Direktur Dompet Dhuafa Pendidikan dan Founder Ekslensia Tahfizh School
Tahukah kita salah satu metode belajar terbaik para Nabi? Sayangnya, metode belajar ini semakin hilang dari pendidikan kita, baik pendidikan di rumah, sekolah, pesantren, maupun masyarakat. Akibatnya, pendidikan memang memproduksi manusia-manusia cerdas, namun hampa iman dan adab. Ilmunya berhenti sampai kepalanya (tsaqafah), tidak sampai menembus hatinya (hikmah).
Saya ingin memulai diskusi kita dengan mengutip salah satu ayat Al-Qur’an favorit saya. Biasanya saya menginsyafi ayat ini saat jelang tidur, membuka pintu rumah dan menatap langit lepas nan damai atau ketika turun hujan lebat disertai petir menggelegar.
Baca Juga: Teladan Indah Rasulullah Ketika Mengoreksi Sahabat
“Sesungguhnya dalam penciptaan langit dan bumi, pergantian malam dan siang terdapat tanda-tanda (kebesaran Allah) bagi orang yang berakal, (yaitu) orang-orang yang mengingat Allah sambil berdiri, duduk, atau berbaring, dan mereka memikirkan tentang penciptaan langit dan bumi (seraya berkata), ‘Ya Tuhan kami, tidaklah Engkau menciptakan semua ini sia-sia; Mahasuci Engkau, lindungilah kami dari azab neraka.” (QS. Ali Imran [3]: 190-191)

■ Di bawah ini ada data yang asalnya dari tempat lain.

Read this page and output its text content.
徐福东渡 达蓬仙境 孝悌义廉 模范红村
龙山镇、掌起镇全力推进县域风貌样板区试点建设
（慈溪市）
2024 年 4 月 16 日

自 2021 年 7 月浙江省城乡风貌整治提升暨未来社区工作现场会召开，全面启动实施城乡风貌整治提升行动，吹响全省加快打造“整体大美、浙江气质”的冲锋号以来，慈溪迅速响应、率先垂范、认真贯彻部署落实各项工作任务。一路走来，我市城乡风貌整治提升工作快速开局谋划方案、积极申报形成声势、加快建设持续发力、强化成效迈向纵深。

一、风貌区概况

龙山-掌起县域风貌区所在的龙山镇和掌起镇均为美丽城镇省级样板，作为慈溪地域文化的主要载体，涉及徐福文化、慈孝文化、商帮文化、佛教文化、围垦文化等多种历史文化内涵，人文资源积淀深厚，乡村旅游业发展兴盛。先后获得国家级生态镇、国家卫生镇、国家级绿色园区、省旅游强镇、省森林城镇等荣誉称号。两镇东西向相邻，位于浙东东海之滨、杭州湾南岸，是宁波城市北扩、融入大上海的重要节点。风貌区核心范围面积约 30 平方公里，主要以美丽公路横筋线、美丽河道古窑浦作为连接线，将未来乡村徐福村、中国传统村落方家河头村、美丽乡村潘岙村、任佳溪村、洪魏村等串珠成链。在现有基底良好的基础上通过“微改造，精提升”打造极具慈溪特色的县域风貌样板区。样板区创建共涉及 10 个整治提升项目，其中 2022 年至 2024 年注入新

Bila ayat di atas disederhanakan dengan satu kata, maka kata yang mewakili adalah tafakur. Tafakur berbeda dengan tadabur. Tadabur objeknya adalah teks, yakni ayat Al-Qur’an (ayat qauliyah). Sedang, tafakur objeknya adalah semesta (ayat kauniyah). Bila kita mencermati Al-Qur’an, maka begitu banyak ayat-ayat yang menerangkan tentang semesta. Bahkan, jauh lebih banyak dibandingkan dengan ayat-ayat tentang hukum dan ibadah.
Kemudian, bila kita telisik lebih dalam, setiapkali Al-Qur’an menerangkan tentang kompleksitas alam semesta namun berjalan serasi dan seimbang, maka diujungnya mesti ditutup dengan pesan terpenting, yaitu iman kepada Allah. Bahwa, itu semua tanda-tanda kebesaran dan kekuasaan Allah. Bahwa, Allah-lah pencipta dan pengendali semesta jagad raya ini. Hanya Allah. Esa.
Inilah tafakur. Mengamati semesta jagad raya dan semua yang ada di dalamnya sampai merasakan dalam hati kebesaran dan kekuasaan Allah. Mengamati langit, bulan, bintang, matahari, pepohonan, buah-buahan, binatang, gunung, laut, hujan, petir, termasuk merenungkan diri sendiri. Inilah metode yang diajarkan Allah kepada para nabi-Nya.
Maka, kita mengenal para Nabi itu ahli tafakur. Nabi Ibrahim, Nabi Yusuf, Nabi Daud, Nabi Sulaiman, Nabi Yahya, dan Nabi Muhammad Shallallahu ‘alaihi wasallam adalah ahli tafakur. Bahkan, Nabi Muhammad shallallahu ‘alaihi wasallam sudah menjadi ahli tafakur sebelum diangkat menjadi nabi dan rasul.